– April 15, 2014 –
Virginia has a long and dark history with the death penalty. The first execution in the New World took place in Virginia in 1608 when Captain George Kendall was executed in Jamestown for spying. Throughout its history as a colony and a state, Virginia has executed more people (1,300+) than any other state. Virginia has executed more women and the youngest children of any state. Since the resumption of capital punishment in the late 1970s following a de facto moratorium imposed by the courts, Virginia has executed 110 people, second only to Texas during that time. The average time between conviction and execution in Virginia is less than eight years, by far the shortest in the nation. Since the 1970s, 144 persons convicted and sentenced to death in the United States have been released from death row with evidence of their innocence; the 144 spent an average of 10 years on death row.

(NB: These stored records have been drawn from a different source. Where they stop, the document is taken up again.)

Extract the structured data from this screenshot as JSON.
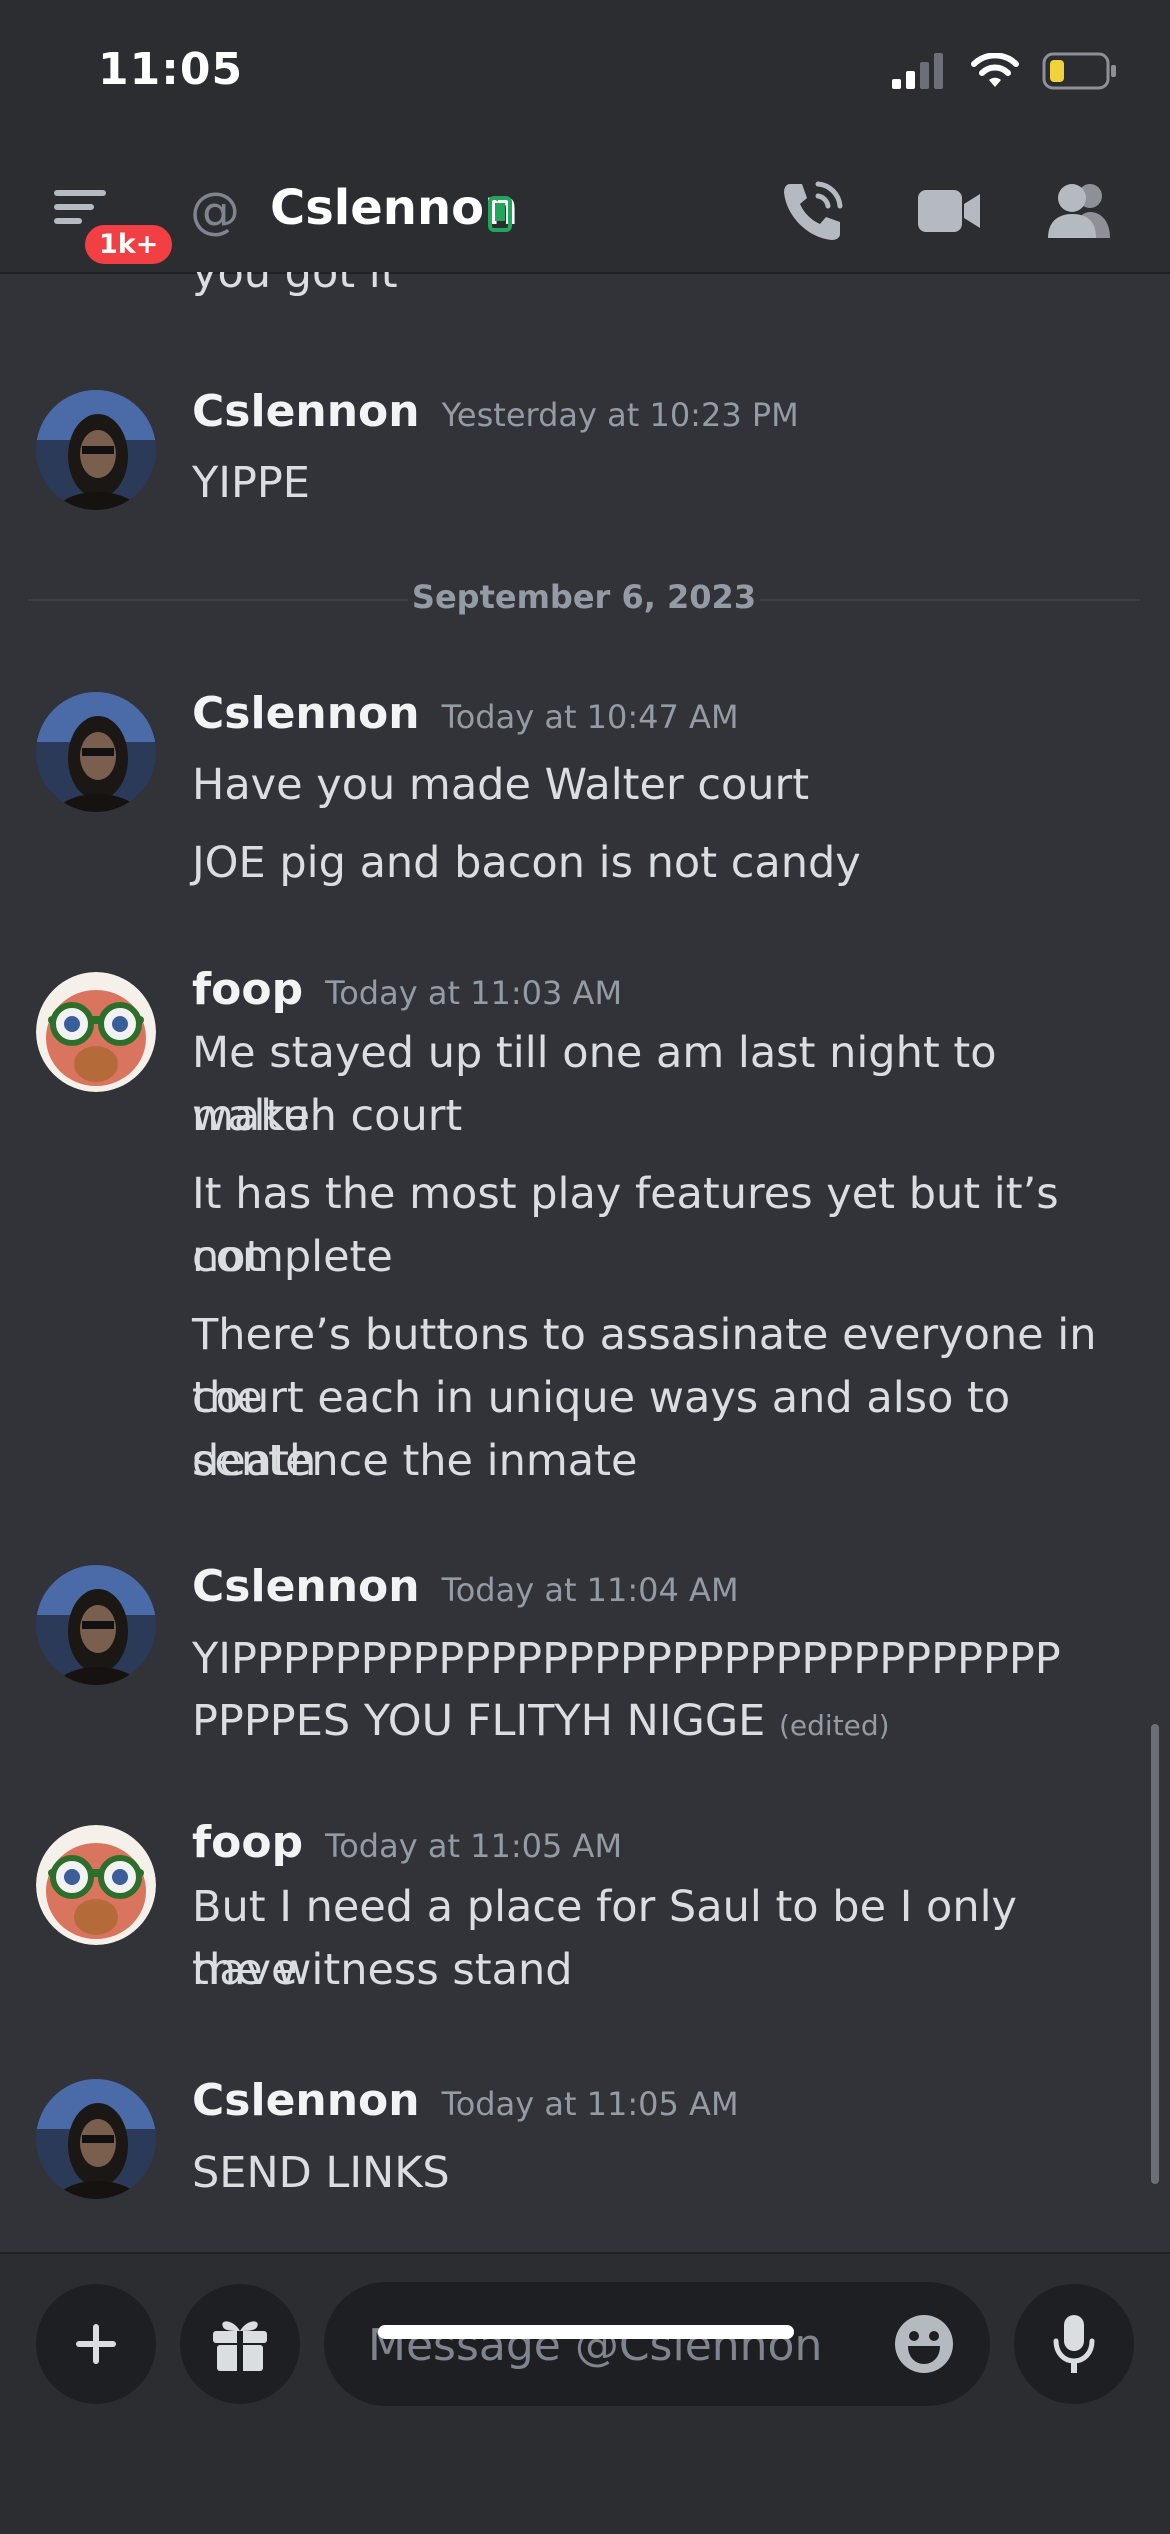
{
  "status_bar": {
    "time": "11:05"
  },
  "header": {
    "badge": "1k+",
    "title": "Cslennon"
  },
  "messages": {
    "partial_line": "you got it",
    "m1": {
      "author": "Cslennon",
      "timestamp": "Yesterday at 10:23 PM",
      "lines": [
        "YIPPE"
      ]
    },
    "divider": "September 6, 2023",
    "m2": {
      "author": "Cslennon",
      "timestamp": "Today at 10:47 AM",
      "lines": [
        "Have you made Walter court",
        "JOE pig and bacon is not candy"
      ]
    },
    "m3": {
      "author": "foop",
      "timestamp": "Today at 11:03 AM",
      "lines": [
        "Me stayed up till one am last night to make",
        "waltuh court",
        "It has the most play features yet but it’s not",
        "complete",
        "There’s buttons to assasinate everyone in the",
        "court each in unique ways and also to death",
        "sentence the inmate"
      ]
    },
    "m4": {
      "author": "Cslennon",
      "timestamp": "Today at 11:04 AM",
      "lines": [
        "YIPPPPPPPPPPPPPPPPPPPPPPPPPPPPPPPP",
        "PPPPES YOU FLITYH NIGGE"
      ],
      "edited": "(edited)"
    },
    "m5": {
      "author": "foop",
      "timestamp": "Today at 11:05 AM",
      "lines": [
        "But I need a place for Saul to be I only have",
        "the witness stand"
      ]
    },
    "m6": {
      "author": "Cslennon",
      "timestamp": "Today at 11:05 AM",
      "lines": [
        "SEND LINKS"
      ]
    }
  },
  "composer": {
    "placeholder": "Message @Cslennon"
  },
  "colors": {
    "background": "#313338",
    "bars": "#2b2d31",
    "badge": "#f23f43",
    "online_mobile": "#23a55a"
  },
  "icons": [
    "menu-icon",
    "at-icon",
    "mobile-status-icon",
    "call-icon",
    "video-icon",
    "members-icon",
    "plus-icon",
    "gift-icon",
    "emoji-icon",
    "mic-icon"
  ]
}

If these victims of a faulty justice system had been convicted in Virginia, many of them would have been executed before evidence of their innocence came to light.
Notwithstanding Virginia’s rush to judgment in its capital cases, one innocent Virginian – Earl Washington – was released from death row in 1994 following his conviction and death sentence. The history of Virginia’s use of the death penalty is not something of which Virginians can be proud.
Virginians for Alternatives to the Death Penalty (VADP) is a non-profit statewide citizens’ organization that works to bring Virginia’s disturbing legacy to a close. VADP conducts in-person educational programs and makes widespread use of both mainstream and social media to educate Virginia citizens about issues relating to capital punishment. VADP is the go-to organization for on-air and print media for questions and information about the death penalty in Virginia. VADP also works closely with the Virginia Catholic Conference (VCC) on legislation in Virginia’s General Assembly relating to capital punishment. In recent years VADP and VCC have led the successful effort to block expansion of Virginia’s death penalty and the system that drive it. Most recently, during the 2014 session, VADP and VCC led the successful effort to defeat a bill that would have made electrocution the default method of execution in Virginia.